Piper Stege Nelson, chief public strategies officer for the Safe Alliance, said the girl’s father didn’t let her leave the house.
“She got pregnant,” Nelson said. “She had no idea about anything about her body. She certainly didn’t know that she was pregnant.”
The girl eventually got help, but if this had happened after Sept. 1, when the state law took effect, her options would have been severely curtailed, Nelson said.
In Texas, abortions are now banned as early as six weeks into a pregnancy. Known as SB 8, the new law represents the nation’s most restrictive ban on the procedure currently in effect. According to a recent NPR/PBS NewsHour/Marist national poll, Texas’ law is unpopular across the political spectrum.
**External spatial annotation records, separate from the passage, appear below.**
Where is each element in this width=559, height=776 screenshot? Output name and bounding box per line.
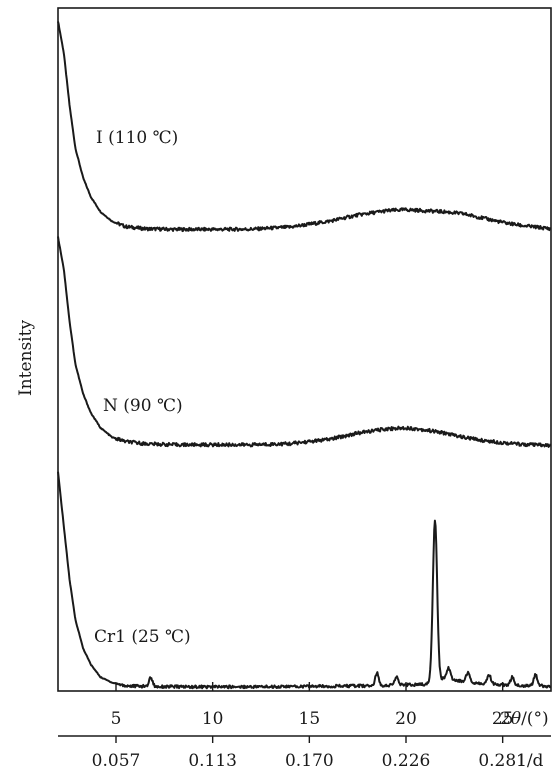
secondary-x-tick-label-3: 0.226: [382, 751, 431, 771]
y-axis-label: Intensity: [16, 320, 36, 396]
series-label-0: I (110 ℃): [96, 128, 178, 148]
x-tick-label-10: 10: [202, 709, 224, 729]
series-line-0: [57, 21, 552, 233]
secondary-x-axis-label: 1/d: [516, 751, 544, 771]
series-label-1: N (90 ℃): [103, 396, 183, 416]
series-line-1: [57, 236, 552, 448]
x-axis-label-suffix: /(°): [521, 709, 549, 729]
x-axis-label-theta: θ: [511, 709, 521, 729]
x-tick-label-20: 20: [395, 709, 417, 729]
secondary-x-tick-label-4: 0.281: [478, 751, 527, 771]
x-axis-label-prefix: 2: [500, 709, 511, 729]
x-tick-label-5: 5: [111, 709, 122, 729]
plot-frame: [57, 7, 552, 692]
series-line-2: [57, 471, 551, 690]
x-tick-label-25: 25: [492, 709, 514, 729]
secondary-x-tick-label-1: 0.113: [188, 751, 237, 771]
x-axis-label: 2θ/(°): [500, 709, 549, 729]
secondary-x-tick-label-2: 0.170: [285, 751, 334, 771]
traces-layer: [57, 21, 552, 690]
secondary-x-tick-label-0: 0.057: [92, 751, 141, 771]
x-tick-label-15: 15: [299, 709, 321, 729]
series-label-2: Cr1 (25 ℃): [94, 627, 191, 647]
ticks-layer: 5 0.057 10 0.113 15 0.170 20 0.226 25 0.281: [92, 682, 527, 771]
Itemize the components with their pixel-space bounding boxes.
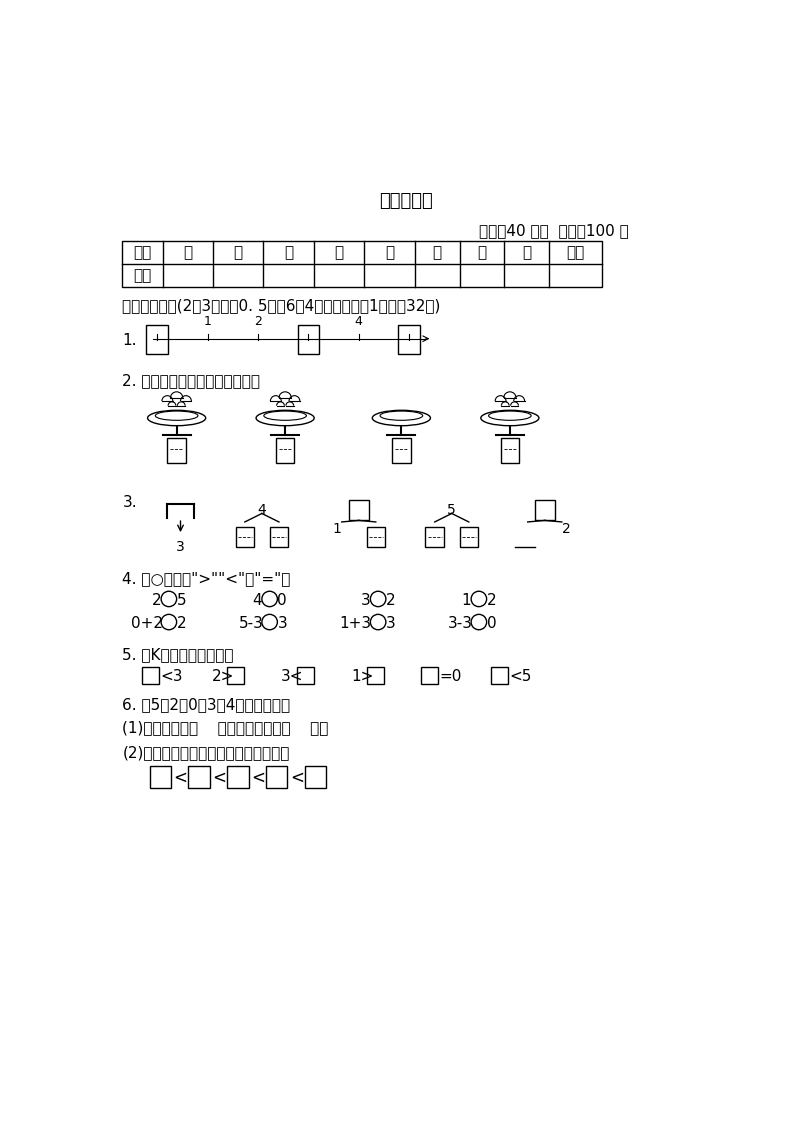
Text: <: < bbox=[213, 769, 226, 788]
Bar bbox=[459, 527, 478, 548]
Bar bbox=[266, 766, 287, 788]
Text: 4. 在○里填上">""<"或"="。: 4. 在○里填上">""<"或"="。 bbox=[122, 571, 291, 586]
Bar bbox=[236, 527, 254, 548]
Text: 1.: 1. bbox=[122, 333, 137, 348]
Text: 6. 在5、2、0、3、4这几个数中。: 6. 在5、2、0、3、4这几个数中。 bbox=[122, 697, 290, 711]
Text: 5. 在K里填上合适的数。: 5. 在K里填上合适的数。 bbox=[122, 646, 234, 662]
Bar bbox=[491, 668, 508, 684]
Text: 五: 五 bbox=[385, 245, 394, 260]
Text: 总分: 总分 bbox=[567, 245, 585, 260]
Text: <3: <3 bbox=[160, 669, 183, 684]
Text: 2. 看图写数，盘子里有几个桃？: 2. 看图写数，盘子里有几个桃？ bbox=[122, 374, 260, 388]
Text: <: < bbox=[289, 769, 304, 788]
Bar bbox=[500, 438, 519, 462]
Bar bbox=[150, 766, 171, 788]
Bar bbox=[167, 438, 186, 462]
Text: 3: 3 bbox=[361, 592, 370, 608]
Bar bbox=[366, 668, 384, 684]
Text: (1)最大的数是（    ），最小的数是（    ）。: (1)最大的数是（ ），最小的数是（ ）。 bbox=[122, 720, 329, 735]
Text: 1>: 1> bbox=[351, 669, 374, 684]
Text: (2)把这些数按从小到大的顺序排一排。: (2)把这些数按从小到大的顺序排一排。 bbox=[122, 745, 289, 761]
Text: 2: 2 bbox=[177, 616, 186, 631]
Text: =0: =0 bbox=[439, 669, 462, 684]
Bar bbox=[270, 527, 288, 548]
Text: 一: 一 bbox=[183, 245, 193, 260]
Text: 一、填一填。(2、3题每空0. 5分，6题4分，其余每空1分，共32分): 一、填一填。(2、3题每空0. 5分，6题4分，其余每空1分，共32分) bbox=[122, 297, 441, 313]
Text: 四: 四 bbox=[335, 245, 343, 260]
Bar bbox=[421, 668, 438, 684]
Bar bbox=[305, 766, 326, 788]
Text: 4: 4 bbox=[354, 315, 362, 328]
Bar bbox=[398, 325, 420, 355]
Text: 5: 5 bbox=[177, 592, 186, 608]
Text: 六: 六 bbox=[432, 245, 442, 260]
Text: <5: <5 bbox=[509, 669, 531, 684]
Bar bbox=[227, 668, 244, 684]
Text: 3: 3 bbox=[176, 540, 185, 553]
Text: 1: 1 bbox=[204, 315, 212, 328]
Text: 题号: 题号 bbox=[133, 245, 151, 260]
Text: 0+2: 0+2 bbox=[131, 616, 163, 631]
Text: 1: 1 bbox=[332, 522, 342, 536]
Text: 2: 2 bbox=[151, 592, 161, 608]
Text: 2: 2 bbox=[562, 522, 571, 536]
Bar bbox=[534, 500, 555, 521]
Text: 4: 4 bbox=[252, 592, 262, 608]
Text: 2: 2 bbox=[386, 592, 396, 608]
Text: 1+3: 1+3 bbox=[339, 616, 372, 631]
Text: 3: 3 bbox=[386, 616, 396, 631]
Text: 5-3: 5-3 bbox=[239, 616, 263, 631]
Text: 4: 4 bbox=[258, 503, 266, 517]
Bar bbox=[276, 438, 294, 462]
Text: 0: 0 bbox=[487, 616, 496, 631]
Text: 二: 二 bbox=[234, 245, 243, 260]
Bar bbox=[366, 527, 385, 548]
Text: 3.: 3. bbox=[122, 495, 137, 511]
Bar bbox=[142, 668, 159, 684]
Bar bbox=[297, 668, 314, 684]
Text: 期中检测卷: 期中检测卷 bbox=[379, 192, 433, 211]
Text: 3<: 3< bbox=[282, 669, 304, 684]
Text: 0: 0 bbox=[278, 592, 287, 608]
Text: 得分: 得分 bbox=[133, 268, 151, 283]
Bar bbox=[297, 325, 320, 355]
Text: 七: 七 bbox=[477, 245, 487, 260]
Bar bbox=[227, 766, 249, 788]
Bar bbox=[147, 325, 168, 355]
Text: 1: 1 bbox=[462, 592, 471, 608]
Text: <: < bbox=[174, 769, 187, 788]
Text: <: < bbox=[251, 769, 265, 788]
Bar bbox=[122, 241, 602, 287]
Text: 时间：40 分钟  满分：100 分: 时间：40 分钟 满分：100 分 bbox=[479, 223, 629, 238]
Text: 三: 三 bbox=[284, 245, 293, 260]
Text: 2: 2 bbox=[487, 592, 496, 608]
Text: 3: 3 bbox=[278, 616, 287, 631]
Text: 5: 5 bbox=[447, 503, 456, 517]
Text: 2>: 2> bbox=[212, 669, 234, 684]
Bar bbox=[349, 500, 369, 521]
Text: 八: 八 bbox=[523, 245, 531, 260]
Text: 2: 2 bbox=[254, 315, 262, 328]
Bar bbox=[188, 766, 210, 788]
Bar bbox=[425, 527, 444, 548]
Bar bbox=[392, 438, 411, 462]
Text: 3-3: 3-3 bbox=[448, 616, 473, 631]
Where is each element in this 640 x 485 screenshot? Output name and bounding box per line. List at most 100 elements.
Notably, the law makes no exceptions for victims of rape or incest, which runs counter to public opinion. For decades, Americans consistently have favored exceptions to strict abortion bans — even in Texas. Social workers in the state said that is causing serious harm to sexual assault survivors.
While many people don’t realize they are pregnant until after six weeks, Nelson said, the time frame is a particular problem for those who are repeatedly raped or abused. To cope with the trauma of the abuse, she said, they often grow numb to what’s happening to their bodies.
“That dissociation can lead to a detachment from reality and the fact that she’s pregnant,” Nelson said. “And so, there again, she is not going to know that she is pregnant by six weeks and she’s not going to be able to resolve that pregnancy.”
Monica Faulkner, a social worker in Austin who has worked with sexual assault survivors, said not having the option of terminating a pregnancy will make recovering from an assault harder.
“The impact of finally coming forward and then being told there are no options for you is devastating,” said Faulkner, who directs the Texas Institute for Child & Family Wellbeing at the University of Texas-Austin.
Being forced to carry a pregnancy to term can be harmful financially, psychologically and, sometimes, physically. For survivors, Nelson said, that burden further strips away agency after their sense of safety and control has already been violated.
“And so, when you have something like SB 8,” Nelson said, “what it is doing is, it’s further taking control and power away from the survivor right at the moment when they need that power and control over their lives to begin healing.”
Faulkner said it’s important to give sexual assault survivors options on how to move forward in their lives. She said SB 8 “clearly is taking away any choice that they have.”